Sungguh ironis program yang digadang sebagai solusi gizi nasional untuk hak atas kesehatan berubah menjadi bencana kesehatan publik dengan puluhan ribu siswa telah menjadi korban keracunan MBG. Bahkan, keracunan yang terjadi di distrik Depapre, Jayapura mengakibatkan fasilitas kesehatan kewalahan. Data Jaringan Pemantau Pendidikan Indonesia (JPPI) mencatat sebanyak lebih dari 37 ribu anak sekolah menjadi korban keracunan MBG sejak program tersebut dimulai di pada Januari 2025 hingga Mei 2026. Sebanyak 9.000 dari angka tersebut tercatat terjadi pada bulan Januari hingga Mei tahun ini. Tidak adanya investigasi menyeluruh dan proses hukum terhadap kasus-kasus keracunan massal akibat MBG terus terjadi di Indonesia.
Lebih menyedihkan lagi, insiden di Depapre ini menyusul keracunan serupa dalam satu pekan terakhir, seperti yang terjadi di sebuah Sekolah Menengah Atas Negeri di Jayapura pada 28 Juli lalu dan di sebuah Sekolah Menengah Kejuruan Negeri di Semarang pada 31 Juli lalu.
Rentetan kejadian ini bukan sekadar kelalaian kasuistis, melainkan kegagalan sistemik negara melidungi siswa sekolah. Masyarakat sipil sudah lama mempermasalahkan program MBG ini. Komnas HAM pun Juni lalu telah menemukan indikasi pelanggaran HAM dalam pelaksanaan MBG, di antaranya pelanggaran Hak atas Kesehatan, Hak Anak, dan Hak atas Pangan. Alih-alih memberikan nutrisi, program ini justru mengancam nyawa anak-anak dan guru mereka.
Lebih jauh, tata kelola MBG ini juga bermasalah dengan karut-marut kebijakan. Fakta di sidang Mahkamah Konstitusi pada Juli lalu mengungkap penggunaan anggaran pendidikan demi mendanai program tersebut. Mengorbankan anggaran peningkatkan kualitas pendidikan demi program MBG yang terus bermasalah dengan standar keselamatan adalah bentuk pengabaian negara atas hak fundamental warga negara yang dijamin konstitusi.
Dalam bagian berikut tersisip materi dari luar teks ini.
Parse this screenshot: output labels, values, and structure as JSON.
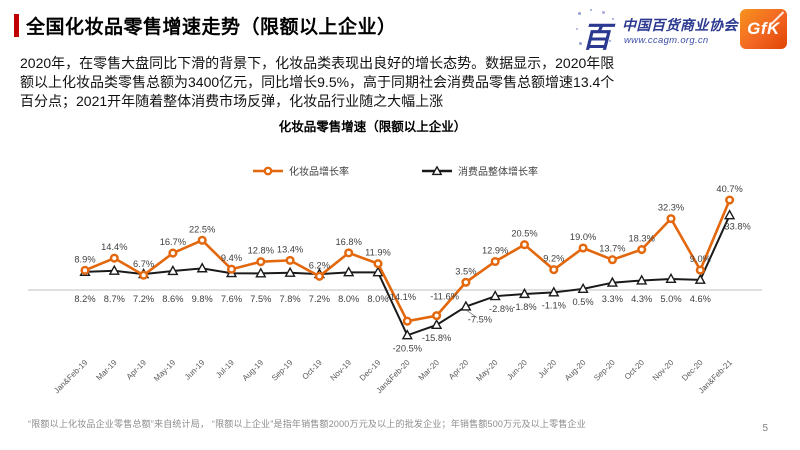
{
  "header": {
    "title": "全国化妆品零售增速走势（限额以上企业）",
    "accent_color": "#C00000"
  },
  "logos": {
    "association_glyph": "百",
    "association_name": "中国百货商业协会",
    "association_url": "www.ccagm.org.cn",
    "gfk_label": "GfK"
  },
  "intro": {
    "lines": [
      "2020年，在零售大盘同比下滑的背景下，化妆品类表现出良好的增长态势。数据显示，2020年限",
      "额以上化妆品类零售总额为3400亿元，同比增长9.5%，高于同期社会消费品零售总额增速13.4个",
      "百分点；2021开年随着整体消费市场反弹，化妆品行业随之大幅上涨"
    ]
  },
  "chart_data": {
    "type": "line",
    "title": "化妆品零售增速（限额以上企业）",
    "categories": [
      "Jan&Feb-19",
      "Mar-19",
      "Apr-19",
      "May-19",
      "Jun-19",
      "Jul-19",
      "Aug-19",
      "Sep-19",
      "Oct-19",
      "Nov-19",
      "Dec-19",
      "Jan&Feb-20",
      "Mar-20",
      "Apr-20",
      "May-20",
      "Jun-20",
      "Jul-20",
      "Aug-20",
      "Sep-20",
      "Oct-20",
      "Nov-20",
      "Dec-20",
      "Jan&Feb-21"
    ],
    "series": [
      {
        "name": "化妆品增长率",
        "color": "#E3670C",
        "marker": "circle",
        "values": [
          8.9,
          14.4,
          6.7,
          16.7,
          22.5,
          9.4,
          12.8,
          13.4,
          6.2,
          16.8,
          11.9,
          -14.1,
          -11.6,
          3.5,
          12.9,
          20.5,
          9.2,
          19.0,
          13.7,
          18.3,
          32.3,
          9.0,
          40.7
        ]
      },
      {
        "name": "消费品整体增长率",
        "color": "#1A1A1A",
        "marker": "triangle",
        "values": [
          8.2,
          8.7,
          7.2,
          8.6,
          9.8,
          7.6,
          7.5,
          7.8,
          7.2,
          8.0,
          8.0,
          -20.5,
          -15.8,
          -7.5,
          -2.8,
          -1.8,
          -1.1,
          0.5,
          3.3,
          4.3,
          5.0,
          4.6,
          33.8
        ]
      }
    ],
    "ylim": [
      -25,
      45
    ],
    "grid": false,
    "legend_position": "top",
    "zero_line_color": "#BFBFBF",
    "label_color": "#404040",
    "axis_label_color": "#595959",
    "label_overrides": {
      "0": {
        "11": [
          -6,
          -21
        ],
        "12": [
          8,
          -16
        ]
      },
      "1": {
        "13": [
          14,
          16
        ],
        "14": [
          6,
          16
        ],
        "22": [
          8,
          14
        ]
      }
    },
    "leader_lines": [
      {
        "series": 1,
        "point": 13,
        "dx": 11,
        "dy": 11
      }
    ]
  },
  "footnote": "“限额以上化妆品企业零售总额”来自统计局， “限额以上企业”是指年销售额2000万元及以上的批发企业；年销售额500万元及以上零售企业",
  "page_number": "5"
}
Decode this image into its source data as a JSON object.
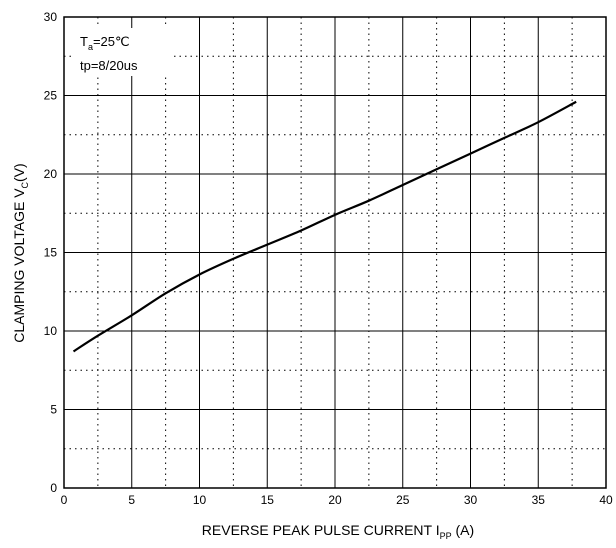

“Oleh karena itu, negara tidak boleh abai dan menutup mata. Harus ada investigasi menyeluruh dan independen terhadap seluruh rantai pasok MBG, baik di Jayapura, Semarang, maupun di wilayah-wilayah lainnya. Pihak-pihak yang bertanggung jawab wajib diproses hukum secara adil dan transparan jika terbukti melakukan kelalaian yang mengakibatkan keracunan massal bagi anak sekolah.”
Pemerintah harus segera menghentikan program ini untuk mencegah jatuhnya lebih banyak korban dan melakukan evaluasi menyeluruh. Tidak boleh ada lagi nyawa anak Indonesia yang dipertaruhkan demi sebuah program ambisius yang dilakukan secara tergesa-gesa tanpa riset mendalam serta pengawasan memadai.”
Latar belakang
Keracunan makanan melanda anak-anak sekolah di Distrik Depapre, Kabupaten Jayapura, Papua, diduga setelah menyantap makanan dari program MBG (Makan Bergizi Gratis). Laporan media di Papua mengungkapkan jumlah korban keracunan sudah mencapai ratusan orang hingga Selasa malam (05/08).
Kepala Dinas Kesehatan (Dinkes) Kabupaten Jayapura, Anton Mote, kepada media mengungkapkan Pusat Kesehatan Masyarakat (PKM) Depapre sudah tidak dapat lagi menampung pasien baru karena gelombang anak-anak yang diduga keracunan MBG terus berdatangan dari berbagai kampung, hingga berjumlah 150 orang. Sebagian pasien akhirnya diarahkan ke PKM-PKM dan beberapa rumah sakit terdekat.
Para pasien rata-rata mengeluhkan mual, pusing hingga badan lemas. Kepala Dinkes Kabupaten Jayapura mengungkapkan, Satuan Pelayanan Pemenuhan Gizi (SPPG) yang melayani di wilayah Distrik Depapre menyiapkan 1.500 paket atau ompreng makanan bagi satuan pendidikan SD dan SMP yang tersebar di tujuh kampung.
Sebelumnya, pada 28 Juli lalu, setidaknya 120 murid dan guru di sebuah Sekolah Menengah Atas Negeri di Jayapura jatuh sakit setelah menyantap MBG. Kasus dugaan keracunan massal terkait MBG juga terjadi di sebuah Sekolah Menengah Kejuruan Negeri di Semarang, yang menimpa 707 siswa dan guru pada 31 Juli lalu. Sebagian besar korban mengalami pusing, mual, muntah, dan diare.